Many housewives had their own sponge cake recipe with unique twists. (Mrs. Robert E. Lee’s cookbook has six recipes for variations for sponge cake from friends and acquaintances!) However, the core recipe is essentially the same, relying on whipped eggs to give the cake a fluffy texture without the volume or stickiness of a modern angel food cake; there isn’t butter or other types of shortening in the batter, basically just eggs, sugar, and flour.
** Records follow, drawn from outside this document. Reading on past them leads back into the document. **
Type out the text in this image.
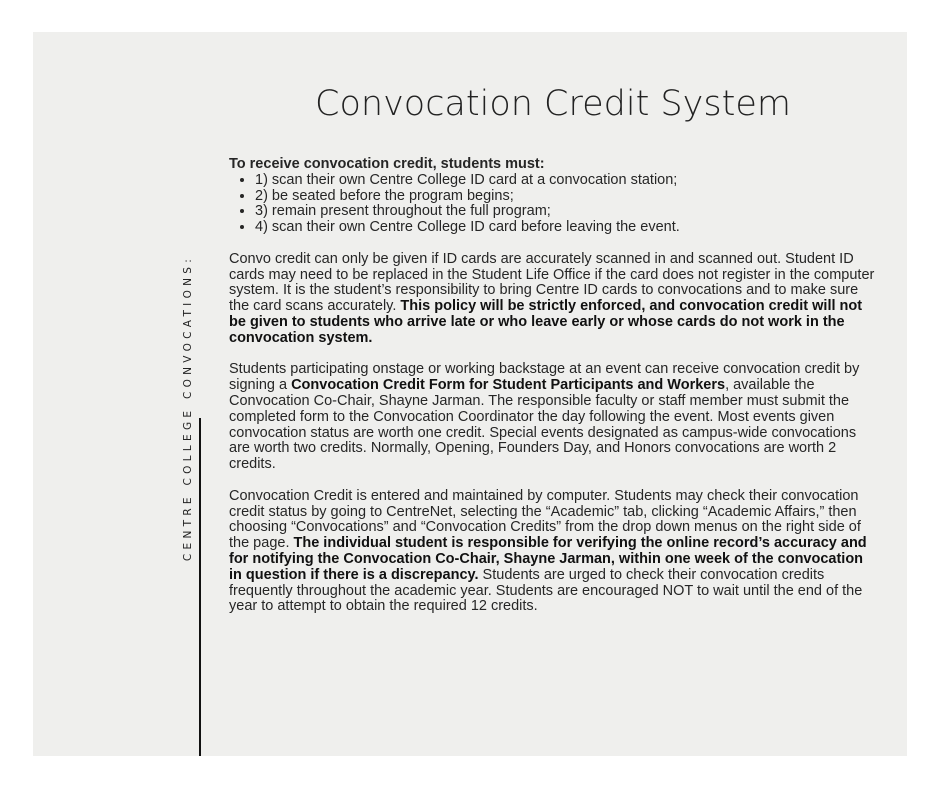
CENTRE COLLEGE CONVOCATIONS:
Convocation Credit System

To receive convocation credit, students must:

• 1) scan their own Centre College ID card at a convocation station;
• 2) be seated before the program begins;
• 3) remain present throughout the full program;
• 4) scan their own Centre College ID card before leaving the event.

Convo credit can only be given if ID cards are accurately scanned in and scanned out. Student ID cards may need to be replaced in the Student Life Office if the card does not register in the computer system. It is the student’s responsibility to bring Centre ID cards to convocations and to make sure the card scans accurately. This policy will be strictly enforced, and convocation credit will not be given to students who arrive late or who leave early or whose cards do not work in the convocation system.

Students participating onstage or working backstage at an event can receive convocation credit by signing a Convocation Credit Form for Student Participants and Workers, available the Convocation Co-Chair, Shayne Jarman. The responsible faculty or staff member must submit the completed form to the Convocation Coordinator the day following the event. Most events given convocation status are worth one credit. Special events designated as campus-wide convocations are worth two credits. Normally, Opening, Founders Day, and Honors convocations are worth 2 credits.

Convocation Credit is entered and maintained by computer. Students may check their convocation credit status by going to CentreNet, selecting the “Academic” tab, clicking “Academic Affairs,” then choosing “Convocations” and “Convocation Credits” from the drop down menus on the right side of the page. The individual student is responsible for verifying the online record’s accuracy and for notifying the Convocation Co-Chair, Shayne Jarman, within one week of the convocation in question if there is a discrepancy. Students are urged to check their convocation credits frequently throughout the academic year. Students are encouraged NOT to wait until the end of the year to attempt to obtain the required 12 credits.
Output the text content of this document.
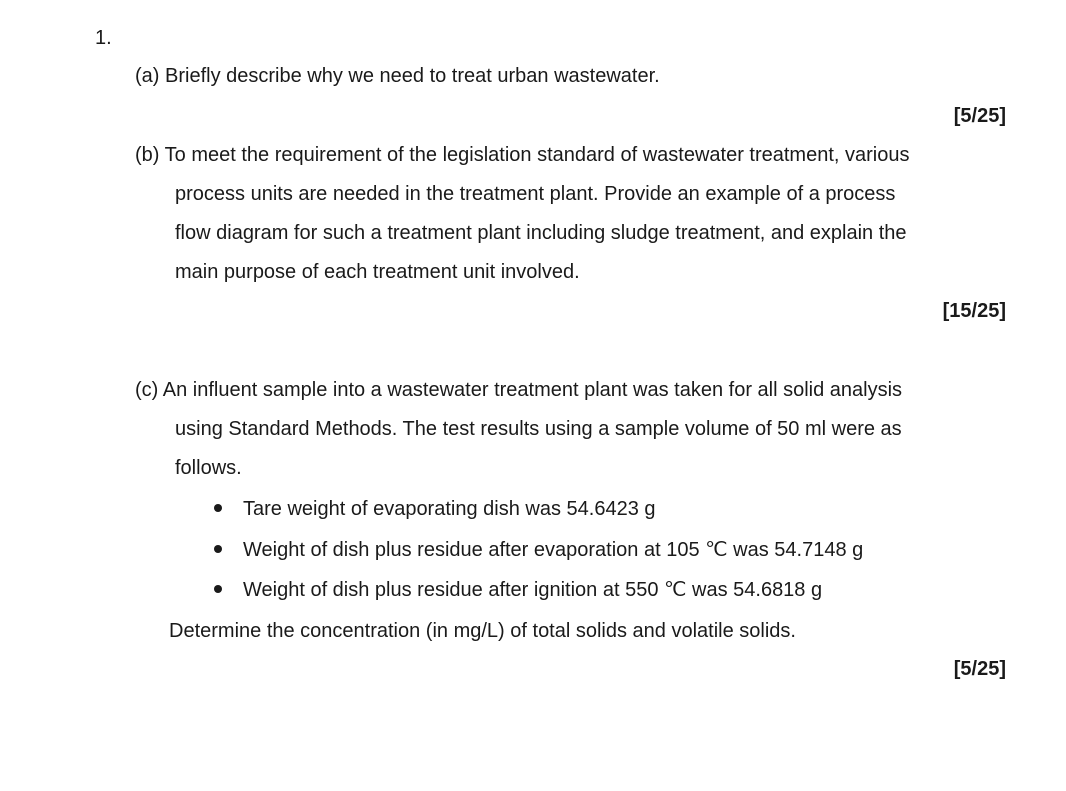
1.
(a) Briefly describe why we need to treat urban wastewater.
[5/25]
(b) To meet the requirement of the legislation standard of wastewater treatment, various
process units are needed in the treatment plant. Provide an example of a process
flow diagram for such a treatment plant including sludge treatment, and explain the
main purpose of each treatment unit involved.
[15/25]
(c) An influent sample into a wastewater treatment plant was taken for all solid analysis
using Standard Methods. The test results using a sample volume of 50 ml were as
follows.
Tare weight of evaporating dish was 54.6423 g
Weight of dish plus residue after evaporation at 105 ℃ was 54.7148 g
Weight of dish plus residue after ignition at 550 ℃ was 54.6818 g
Determine the concentration (in mg/L) of total solids and volatile solids.
[5/25]
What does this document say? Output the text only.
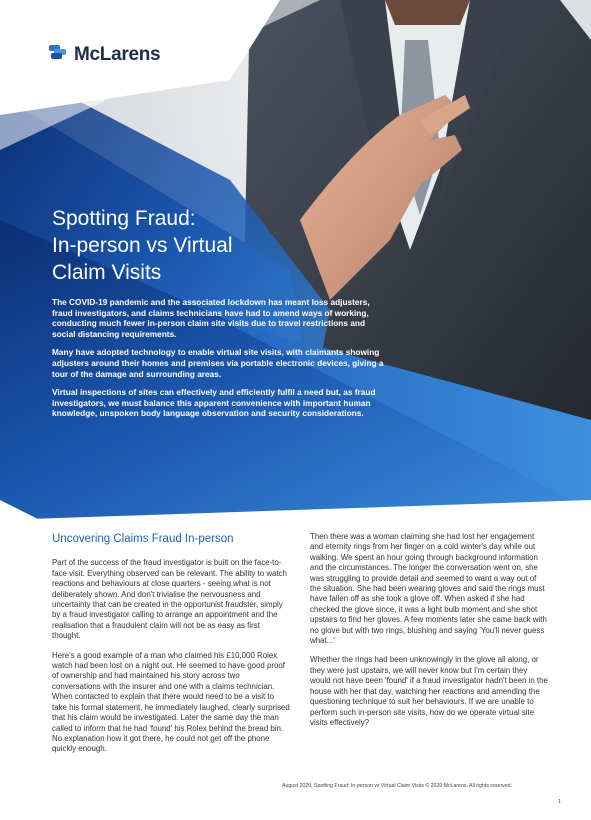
McLarens
Spotting Fraud:
In-person vs Virtual
Claim Visits

The COVID-19 pandemic and the associated lockdown has meant loss adjusters, fraud investigators, and claims technicians have had to amend ways of working, conducting much fewer in-person claim site visits due to travel restrictions and social distancing requirements.

Many have adopted technology to enable virtual site visits, with claimants showing adjusters around their homes and premises via portable electronic devices, giving a tour of the damage and surrounding areas.

Virtual inspections of sites can effectively and efficiently fulfil a need but, as fraud investigators, we must balance this apparent convenience with important human knowledge, unspoken body language observation and security considerations.

Uncovering Claims Fraud In-person

Part of the success of the fraud investigator is built on the face-to-face visit. Everything observed can be relevant. The ability to watch reactions and behaviours at close quarters - seeing what is not deliberately shown. And don't trivialise the nervousness and uncertainty that can be created in the opportunist fraudster, simply by a fraud investigator calling to arrange an appointment and the realisation that a fraudulent claim will not be as easy as first thought.

Here's a good example of a man who claimed his £10,000 Rolex watch had been lost on a night out. He seemed to have good proof of ownership and had maintained his story across two conversations with the insurer and one with a claims technician. When contacted to explain that there would need to be a visit to take his formal statement, he immediately laughed, clearly surprised that his claim would be investigated. Later the same day the man called to inform that he had 'found' his Rolex behind the bread bin. No explanation how it got there, he could not get off the phone quickly enough.

Then there was a woman claiming she had lost her engagement and eternity rings from her finger on a cold winter's day while out walking. We spent an hour going through background information and the circumstances. The longer the conversation went on, she was struggling to provide detail and seemed to want a way out of the situation. She had been wearing gloves and said the rings must have fallen off as she took a glove off. When asked if she had checked the glove since, it was a light bulb moment and she shot upstairs to find her gloves. A few moments later she came back with no glove but with two rings, blushing and saying 'You'll never guess what...'

Whether the rings had been unknowingly in the glove all along, or they were just upstairs, we will never know but I'm certain they would not have been 'found' if a fraud investigator hadn't been in the house with her that day, watching her reactions and amending the questioning technique to suit her behaviours. If we are unable to perform such in-person site visits, how do we operate virtual site visits effectively?

August 2020, Spotting Fraud: In-person vs Virtual Claim Visits © 2020 McLarens. All rights reserved.
1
Here’s one example of a sponge cake recipe:
The nicest way to make a sponge cake, or diet-bread, is the weight of six eggs in sugar, the weight of four eggs in flour, a little rose-water. The whites and yolks should be beaten thoroughly and separately. The eggs and sugar should be well beaten together; but after the flour is sprinkled, it should not be stirred a moment longer than is necessary to mix it well; it should be poured into the pan, and got into the oven with all possible expedition. Twenty minutes is about long enough to bake. Not to be put in till some other articles have taken off the first few minutes of furious heat. (Childs, 1833)
Think about the strong women who went to all the effort to make a cake. Farmers’ wives, girls learning to cook, enslaved women, and so many others. Probably your own ancestors made cakes – “the hard way.” Suddenly, the Thanksgiving cooking doesn’t seem so arduous? Most of us don’t even have to chop the firewood or haul the water, much less whip eggs on a platter to make a cake!
Childs, The American Frugal Housewife, 1833; reprinted by Applewood Books.
Nadeau, Stacey R. Mother Bushong’s Sponge Cake and other 19th Century Recipes from the Bushong Family and Farm. (2014). Virginia Military Institute.
Zimmer, Anne C. The Robert E. Lee Family Cooking and Housekeeping Book. (1997). University of North Carolina Press.